Maybe cherubino can speak more directly to this, but i would completely disagree. Alcoholics are not alcoholics simply when they’re swizzling booze. There is a whole lot more physiologically going on in there. At least this is what I have been told by person who’s alcoholism deeply affected my own life at one time.

It is a spiritual malady.

I believe that all physical malady’s are rooted in a spiritual malady first.

Bill W. co-founder of Alcoholics Anonymous admitted fully in a letter before he died that it was in no way a medical illness or disease, but a spiritual malady, for the ONLY cure is of a spiritual nature.

Again, maybe cherubino can speak to this, but as far as I know the big book says nothing about a cure and Bill W. didn’t write about cures. He wrote about dealing with alcoholism one day at a time.

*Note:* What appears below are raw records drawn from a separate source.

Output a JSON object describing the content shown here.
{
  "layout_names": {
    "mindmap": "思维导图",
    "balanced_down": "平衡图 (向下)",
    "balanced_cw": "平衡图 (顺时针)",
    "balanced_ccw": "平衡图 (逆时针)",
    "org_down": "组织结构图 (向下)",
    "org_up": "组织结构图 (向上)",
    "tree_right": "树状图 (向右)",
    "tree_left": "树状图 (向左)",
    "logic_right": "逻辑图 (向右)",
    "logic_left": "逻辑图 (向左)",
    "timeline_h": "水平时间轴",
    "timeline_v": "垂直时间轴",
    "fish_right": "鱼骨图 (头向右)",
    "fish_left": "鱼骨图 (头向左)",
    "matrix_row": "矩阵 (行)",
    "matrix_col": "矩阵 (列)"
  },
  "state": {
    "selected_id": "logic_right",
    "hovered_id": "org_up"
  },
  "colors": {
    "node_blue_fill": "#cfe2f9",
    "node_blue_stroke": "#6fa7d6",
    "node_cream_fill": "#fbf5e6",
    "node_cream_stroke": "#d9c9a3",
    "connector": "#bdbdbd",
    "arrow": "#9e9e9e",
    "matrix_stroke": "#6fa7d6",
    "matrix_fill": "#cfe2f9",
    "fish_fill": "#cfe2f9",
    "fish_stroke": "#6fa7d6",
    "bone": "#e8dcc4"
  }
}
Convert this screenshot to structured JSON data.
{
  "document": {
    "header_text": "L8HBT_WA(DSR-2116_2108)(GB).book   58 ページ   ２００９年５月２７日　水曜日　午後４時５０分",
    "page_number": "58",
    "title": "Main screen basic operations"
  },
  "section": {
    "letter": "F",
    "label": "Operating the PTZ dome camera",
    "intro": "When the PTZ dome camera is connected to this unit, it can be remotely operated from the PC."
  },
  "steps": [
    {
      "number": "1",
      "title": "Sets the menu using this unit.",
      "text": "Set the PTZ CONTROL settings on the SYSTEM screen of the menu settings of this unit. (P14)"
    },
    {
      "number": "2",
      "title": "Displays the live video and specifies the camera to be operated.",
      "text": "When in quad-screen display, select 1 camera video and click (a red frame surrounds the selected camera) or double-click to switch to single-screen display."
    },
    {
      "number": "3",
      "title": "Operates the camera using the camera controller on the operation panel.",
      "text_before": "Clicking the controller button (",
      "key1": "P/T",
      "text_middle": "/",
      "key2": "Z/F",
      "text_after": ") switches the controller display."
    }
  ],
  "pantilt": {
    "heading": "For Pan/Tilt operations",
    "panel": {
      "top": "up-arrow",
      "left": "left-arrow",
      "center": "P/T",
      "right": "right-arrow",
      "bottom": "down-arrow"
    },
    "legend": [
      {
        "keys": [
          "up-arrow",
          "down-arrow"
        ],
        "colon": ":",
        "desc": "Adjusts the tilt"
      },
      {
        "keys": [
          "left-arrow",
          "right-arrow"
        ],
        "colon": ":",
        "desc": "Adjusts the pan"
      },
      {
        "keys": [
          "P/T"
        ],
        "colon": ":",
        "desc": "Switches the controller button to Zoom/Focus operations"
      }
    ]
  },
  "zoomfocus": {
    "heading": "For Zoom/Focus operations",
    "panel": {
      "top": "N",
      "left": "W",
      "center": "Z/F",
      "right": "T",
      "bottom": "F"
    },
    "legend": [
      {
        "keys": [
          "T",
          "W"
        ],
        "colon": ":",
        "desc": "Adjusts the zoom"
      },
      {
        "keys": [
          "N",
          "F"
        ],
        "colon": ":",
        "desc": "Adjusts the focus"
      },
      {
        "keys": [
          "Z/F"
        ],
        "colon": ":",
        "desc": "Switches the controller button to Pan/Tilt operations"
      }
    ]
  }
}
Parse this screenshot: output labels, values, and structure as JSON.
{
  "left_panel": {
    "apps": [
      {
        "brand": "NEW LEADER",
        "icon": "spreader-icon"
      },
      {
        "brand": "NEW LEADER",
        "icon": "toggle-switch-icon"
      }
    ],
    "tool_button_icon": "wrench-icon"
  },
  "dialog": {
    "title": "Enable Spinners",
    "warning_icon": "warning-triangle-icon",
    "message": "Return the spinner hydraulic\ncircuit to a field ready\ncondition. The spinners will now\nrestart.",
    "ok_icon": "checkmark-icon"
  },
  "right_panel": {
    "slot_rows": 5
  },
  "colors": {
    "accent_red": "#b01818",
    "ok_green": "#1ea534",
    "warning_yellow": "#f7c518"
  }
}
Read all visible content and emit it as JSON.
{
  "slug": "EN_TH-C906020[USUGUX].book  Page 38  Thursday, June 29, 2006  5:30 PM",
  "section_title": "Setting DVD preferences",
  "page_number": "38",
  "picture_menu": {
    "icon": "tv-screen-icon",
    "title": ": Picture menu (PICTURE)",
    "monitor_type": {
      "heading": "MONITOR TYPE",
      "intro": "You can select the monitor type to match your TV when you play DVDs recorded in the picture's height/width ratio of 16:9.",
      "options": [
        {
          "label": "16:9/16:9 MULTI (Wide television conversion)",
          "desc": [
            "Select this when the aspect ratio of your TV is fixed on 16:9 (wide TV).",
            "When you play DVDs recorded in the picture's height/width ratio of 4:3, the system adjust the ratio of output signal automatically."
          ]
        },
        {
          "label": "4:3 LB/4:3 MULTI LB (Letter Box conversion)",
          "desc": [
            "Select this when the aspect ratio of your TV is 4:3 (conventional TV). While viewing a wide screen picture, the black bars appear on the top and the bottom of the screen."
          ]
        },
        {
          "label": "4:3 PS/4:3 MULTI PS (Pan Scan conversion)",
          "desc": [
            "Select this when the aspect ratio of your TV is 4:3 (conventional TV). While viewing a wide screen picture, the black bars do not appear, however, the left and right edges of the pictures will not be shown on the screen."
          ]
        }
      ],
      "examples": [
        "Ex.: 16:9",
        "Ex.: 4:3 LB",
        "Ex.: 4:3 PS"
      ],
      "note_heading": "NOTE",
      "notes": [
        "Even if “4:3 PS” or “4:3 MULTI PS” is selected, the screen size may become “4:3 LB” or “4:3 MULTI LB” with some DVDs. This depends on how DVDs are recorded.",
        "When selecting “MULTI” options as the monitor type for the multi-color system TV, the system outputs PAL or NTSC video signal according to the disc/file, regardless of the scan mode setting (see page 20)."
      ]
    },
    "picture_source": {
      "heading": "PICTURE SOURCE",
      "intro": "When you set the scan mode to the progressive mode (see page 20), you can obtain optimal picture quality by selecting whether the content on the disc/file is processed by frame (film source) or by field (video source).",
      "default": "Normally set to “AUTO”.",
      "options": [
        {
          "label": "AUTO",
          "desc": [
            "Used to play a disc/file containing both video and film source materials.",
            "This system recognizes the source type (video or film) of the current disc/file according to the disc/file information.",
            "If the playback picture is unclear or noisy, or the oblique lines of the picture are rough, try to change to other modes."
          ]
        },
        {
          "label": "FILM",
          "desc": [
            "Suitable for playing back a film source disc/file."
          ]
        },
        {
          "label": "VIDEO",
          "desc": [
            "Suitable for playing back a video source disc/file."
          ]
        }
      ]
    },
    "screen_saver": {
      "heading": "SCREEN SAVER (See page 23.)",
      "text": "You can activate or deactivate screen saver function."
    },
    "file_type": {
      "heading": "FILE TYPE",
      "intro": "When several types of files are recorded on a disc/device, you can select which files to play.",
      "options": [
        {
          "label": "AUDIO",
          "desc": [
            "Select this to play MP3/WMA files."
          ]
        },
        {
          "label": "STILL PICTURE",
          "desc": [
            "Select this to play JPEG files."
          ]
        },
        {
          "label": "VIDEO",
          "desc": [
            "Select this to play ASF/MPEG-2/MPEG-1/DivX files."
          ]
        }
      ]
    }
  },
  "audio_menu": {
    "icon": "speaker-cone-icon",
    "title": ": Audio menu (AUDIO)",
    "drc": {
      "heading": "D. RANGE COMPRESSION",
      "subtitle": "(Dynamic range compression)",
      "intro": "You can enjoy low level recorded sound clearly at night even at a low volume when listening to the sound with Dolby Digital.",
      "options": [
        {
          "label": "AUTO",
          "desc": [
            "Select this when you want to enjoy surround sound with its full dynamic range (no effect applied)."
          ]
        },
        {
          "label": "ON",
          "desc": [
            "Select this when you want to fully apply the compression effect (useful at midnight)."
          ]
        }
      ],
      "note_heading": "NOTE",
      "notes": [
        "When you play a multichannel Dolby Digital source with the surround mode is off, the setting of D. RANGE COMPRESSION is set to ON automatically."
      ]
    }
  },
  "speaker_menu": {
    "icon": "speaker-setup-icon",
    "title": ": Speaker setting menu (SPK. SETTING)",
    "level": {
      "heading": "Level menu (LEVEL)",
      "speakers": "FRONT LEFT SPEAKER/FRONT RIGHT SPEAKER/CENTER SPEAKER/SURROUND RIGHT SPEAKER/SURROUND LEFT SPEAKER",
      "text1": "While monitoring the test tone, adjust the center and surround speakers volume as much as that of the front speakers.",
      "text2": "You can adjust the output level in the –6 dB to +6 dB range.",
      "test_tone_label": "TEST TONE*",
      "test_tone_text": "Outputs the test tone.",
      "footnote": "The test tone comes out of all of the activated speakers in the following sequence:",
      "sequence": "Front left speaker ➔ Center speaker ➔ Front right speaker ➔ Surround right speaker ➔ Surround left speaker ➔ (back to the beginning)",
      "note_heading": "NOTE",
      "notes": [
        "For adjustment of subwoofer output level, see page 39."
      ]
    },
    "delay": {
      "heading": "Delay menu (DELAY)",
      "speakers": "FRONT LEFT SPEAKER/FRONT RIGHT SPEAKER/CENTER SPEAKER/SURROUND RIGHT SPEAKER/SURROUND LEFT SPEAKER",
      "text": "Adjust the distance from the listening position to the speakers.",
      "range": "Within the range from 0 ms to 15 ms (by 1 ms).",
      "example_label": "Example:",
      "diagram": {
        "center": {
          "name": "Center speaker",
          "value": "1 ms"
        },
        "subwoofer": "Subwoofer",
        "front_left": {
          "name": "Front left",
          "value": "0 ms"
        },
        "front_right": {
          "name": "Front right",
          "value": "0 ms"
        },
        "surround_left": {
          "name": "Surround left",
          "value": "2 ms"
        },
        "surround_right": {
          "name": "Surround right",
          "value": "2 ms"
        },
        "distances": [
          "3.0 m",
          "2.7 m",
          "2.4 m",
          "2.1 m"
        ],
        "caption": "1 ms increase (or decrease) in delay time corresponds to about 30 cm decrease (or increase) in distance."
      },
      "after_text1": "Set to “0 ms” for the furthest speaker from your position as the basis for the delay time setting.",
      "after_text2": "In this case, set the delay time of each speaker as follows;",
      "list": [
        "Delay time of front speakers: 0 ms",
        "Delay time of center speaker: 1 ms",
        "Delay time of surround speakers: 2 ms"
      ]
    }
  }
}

[quote=papist1]it cannot be a disease, for it takes the introduction of a foreign substance to the body to start it. without the introduction of alcohol, you cannot be alcoholic.

[/quote]

This is my point. If I would never have taken a drink, I never would have become an alcoholic. I fully agree with the spiritual malady part. I was a very devout Christian for most of my life. I never took a drink, that has more to do with my obsession with fitness than any religious reason. After I dropped out of church and became separated from God, I was miserable. I didn’t start drinking to solve any problems, but I quickly found that it fixed what was wrong with me. Once I got sober, I could look back and easily see where my downfall began. It started by my turning away from God. If I wouldn’t have picked up a beer, I would have become an alcoholic. You don’t crave something unless you’ve ingested previously.

There’s not a cure, because alcohol is not the problem. Alcohol is the solution. Just like an allergy, the alcohol will always affect the those with the “allergy”. The spiritual malady is the problem. That has to be treated, or the alcoholic will self-medicate.